Green magicians will say it’s a good thing to do because it would be good for the planet, but Bill Gates remembers that such unattractive investments won’t have any takers and, on top of that, the energy used to make them wouldn’t be so green either as long as electricity supply, industry and transport still depend on coal, oil and gas.
This is why, and rightly so, he advocates for more and better investment in research and development, recalling also that public funds have always played an important role, although it should not be forgotten that military projects were often the source of decisive progress, the Manhattan project (A-bomb) or the internet for example.
He also advocates an artificial increase in the fossil fuel prices, supposedly to compensate for negative externalities, which would reduce the green premium to be paid and thus provide an incentive for change. This is misleading, however, because the total bill would remain unimproved. At this stage, one understands that, even if he is rich to the tune of billions, he does not realise that this zero-sum game is an economic illusion that would pass through the prestidigitatory hands of the public treasuries and be enjoyed first by the official stipendiaries and the usual suckers of subsidies and tax benefits at the expense of the ordinary taxpayer.

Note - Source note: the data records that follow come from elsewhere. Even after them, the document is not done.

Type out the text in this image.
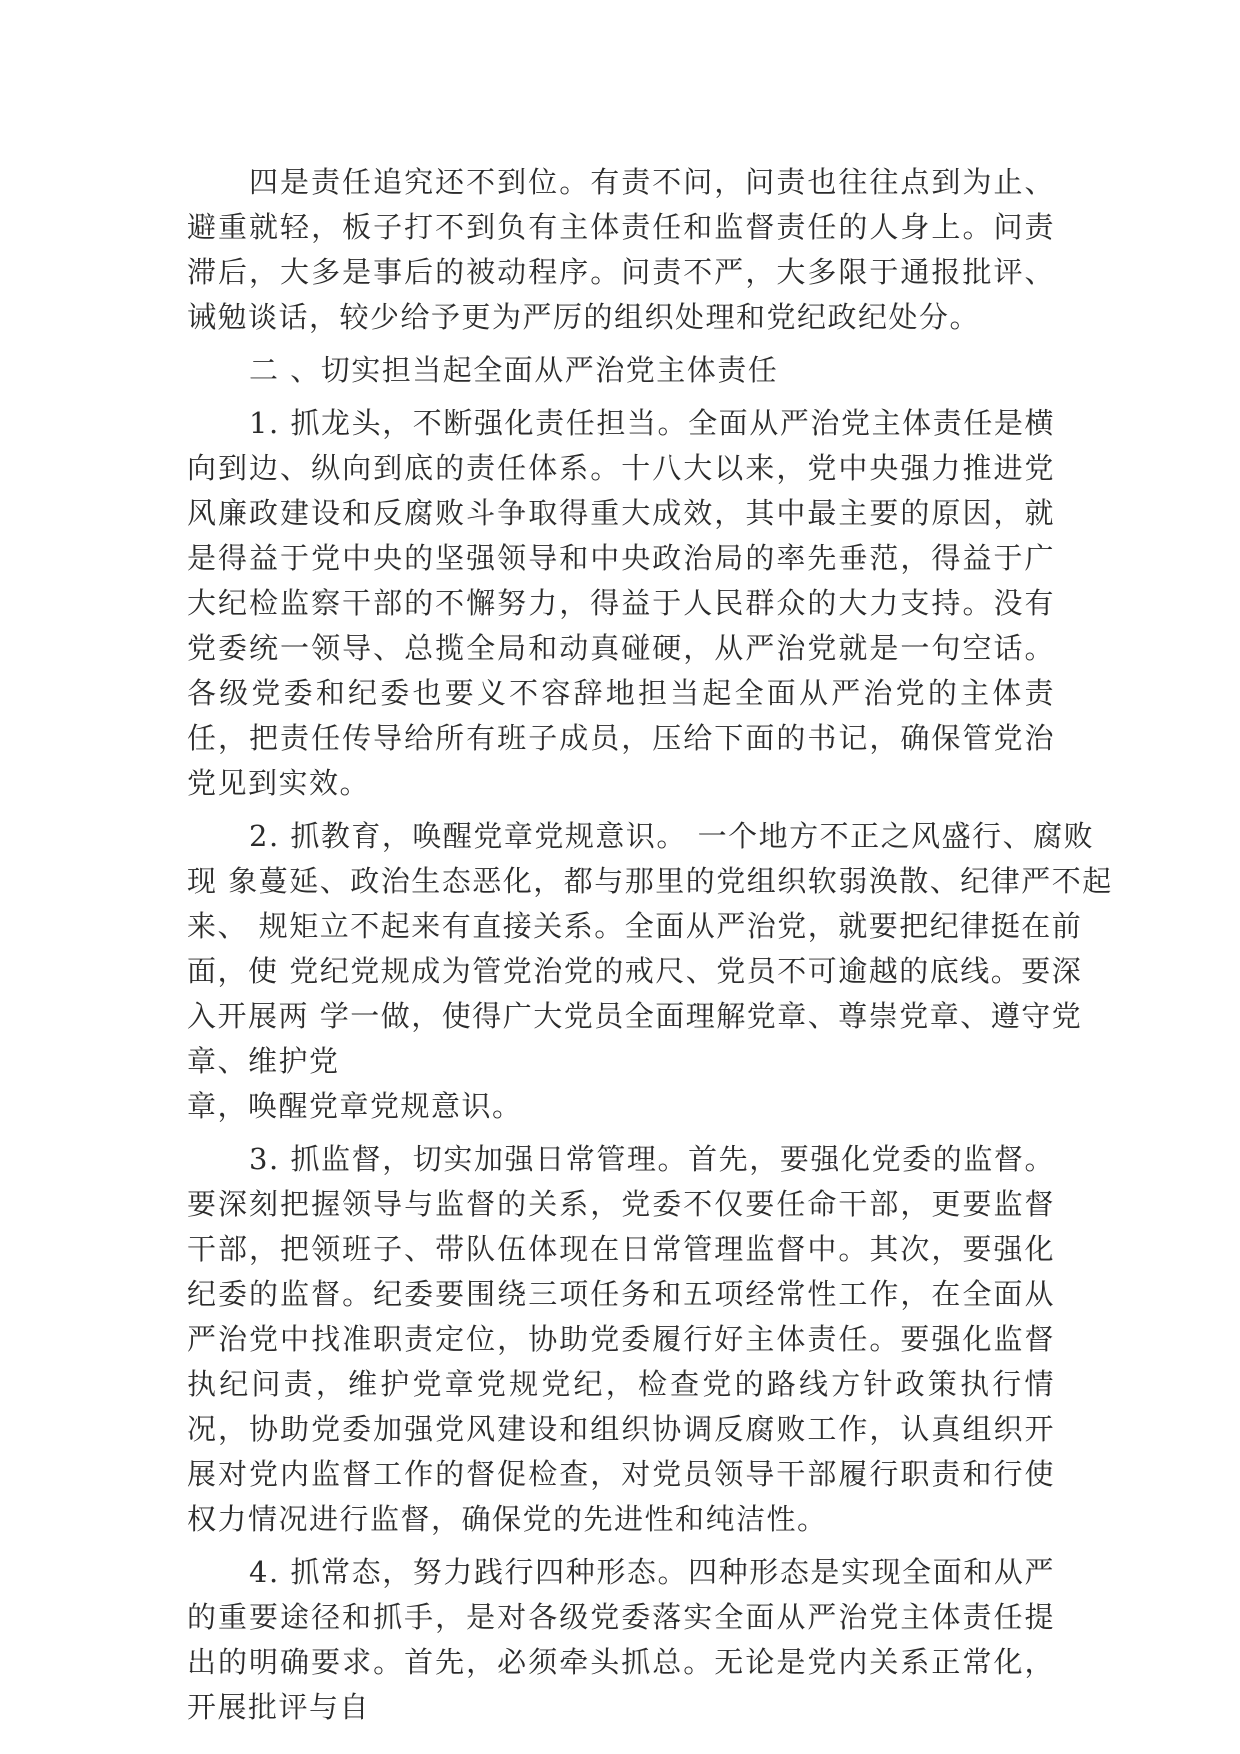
四是责任追究还不到位。有责不问，问责也往往点到为止、避重就轻，板子打不到负有主体责任和监督责任的人身上。问责滞后，大多是事后的被动程序。问责不严，大多限于通报批评、诫勉谈话，较少给予更为严厉的组织处理和党纪政纪处分。

二 、切实担当起全面从严治党主体责任

1. 抓龙头，不断强化责任担当。全面从严治党主体责任是横向到边、纵向到底的责任体系。十八大以来，党中央强力推进党风廉政建设和反腐败斗争取得重大成效，其中最主要的原因，就是得益于党中央的坚强领导和中央政治局的率先垂范，得益于广大纪检监察干部的不懈努力，得益于人民群众的大力支持。没有党委统一领导、总揽全局和动真碰硬，从严治党就是一句空话。各级党委和纪委也要义不容辞地担当起全面从严治党的主体责任，把责任传导给所有班子成员，压给下面的书记，确保管党治党见到实效。

2. 抓教育，唤醒党章党规意识。 一个地方不正之风盛行、腐败
现 象蔓延、政治生态恶化，都与那里的党组织软弱涣散、纪律严不起
来、 规矩立不起来有直接关系。全面从严治党，就要把纪律挺在前
面，使 党纪党规成为管党治党的戒尺、党员不可逾越的底线。要深
入开展两 学一做，使得广大党员全面理解党章、尊崇党章、遵守党
章、维护党
章，唤醒党章党规意识。

3. 抓监督，切实加强日常管理。首先，要强化党委的监督。要深刻把握领导与监督的关系，党委不仅要任命干部，更要监督干部，把领班子、带队伍体现在日常管理监督中。其次，要强化纪委的监督。纪委要围绕三项任务和五项经常性工作，在全面从严治党中找准职责定位，协助党委履行好主体责任。要强化监督执纪问责，维护党章党规党纪，检查党的路线方针政策执行情况，协助党委加强党风建设和组织协调反腐败工作，认真组织开展对党内监督工作的督促检查，对党员领导干部履行职责和行使权力情况进行监督，确保党的先进性和纯洁性。

4. 抓常态，努力践行四种形态。四种形态是实现全面和从严的重要途径和抓手，是对各级党委落实全面从严治党主体责任提出的明确要求。首先，必须牵头抓总。无论是党内关系正常化，开展批评与自
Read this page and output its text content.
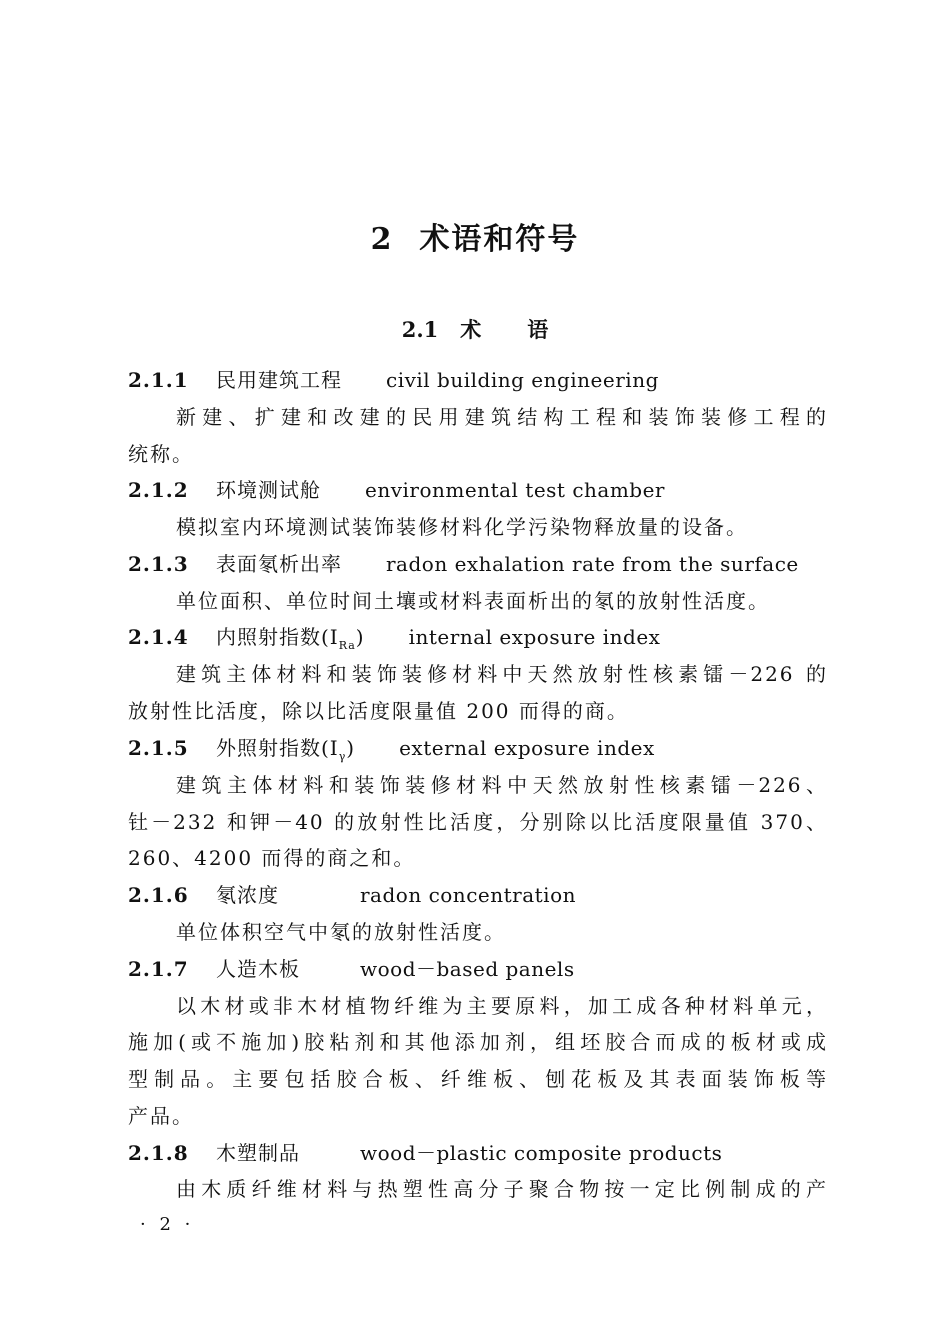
2 术语和符号
2.1 术 语
2.1.1 民用建筑工程 civil building engineering
新建、扩建和改建的民用建筑结构工程和装饰装修工程的
统称。
2.1.2 环境测试舱 environmental test chamber
模拟室内环境测试装饰装修材料化学污染物释放量的设备。
2.1.3 表面氡析出率 radon exhalation rate from the surface
单位面积、单位时间土壤或材料表面析出的氡的放射性活度。
2.1.4 内照射指数$(I_{Ra})$ internal exposure index
建筑主体材料和装饰装修材料中天然放射性核素镭－226 的
放射性比活度，除以比活度限量值 200 而得的商。
2.1.5 外照射指数$(I_\gamma)$ external exposure index
建筑主体材料和装饰装修材料中天然放射性核素镭－226、
钍－232 和钾－40 的放射性比活度，分别除以比活度限量值 370、
260、4200 而得的商之和。
2.1.6 氡浓度	radon concentration
单位体积空气中氡的放射性活度。
2.1.7 人造木板	wood－based panels
以木材或非木材植物纤维为主要原料，加工成各种材料单元，
施加(或不施加)胶粘剂和其他添加剂，组坯胶合而成的板材或成
型制品。主要包括胶合板、纤维板、刨花板及其表面装饰板等
产品。
2.1.8 木塑制品	wood－plastic composite products
由木质纤维材料与热塑性高分子聚合物按一定比例制成的产
· 2 ·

He understood well that significantly improved energy efficiency and reduced use of resources are what is needed. Adopting today the bad known solutions leads to three negative consequences: their excessive costs (Green Premium at its maximum), the formation of an infrastructure which, because it is bad, will quickly become obsolete but which nobody will want or be able to change (dismantling these wind turbines…), and above all a lack of aggressiveness to push R&D to go beyond its limits because one will declare oneself proud and content to have acted, although resting on lame laurels.
It is with a good dose of irony that – does he realize it? – Bill Gates suggests that, whether there is indeed a climate crisis, we will have to adapt and endure it for as long as it takes to make the hoped-for discoveries, and so without the sky falling on our heads until then.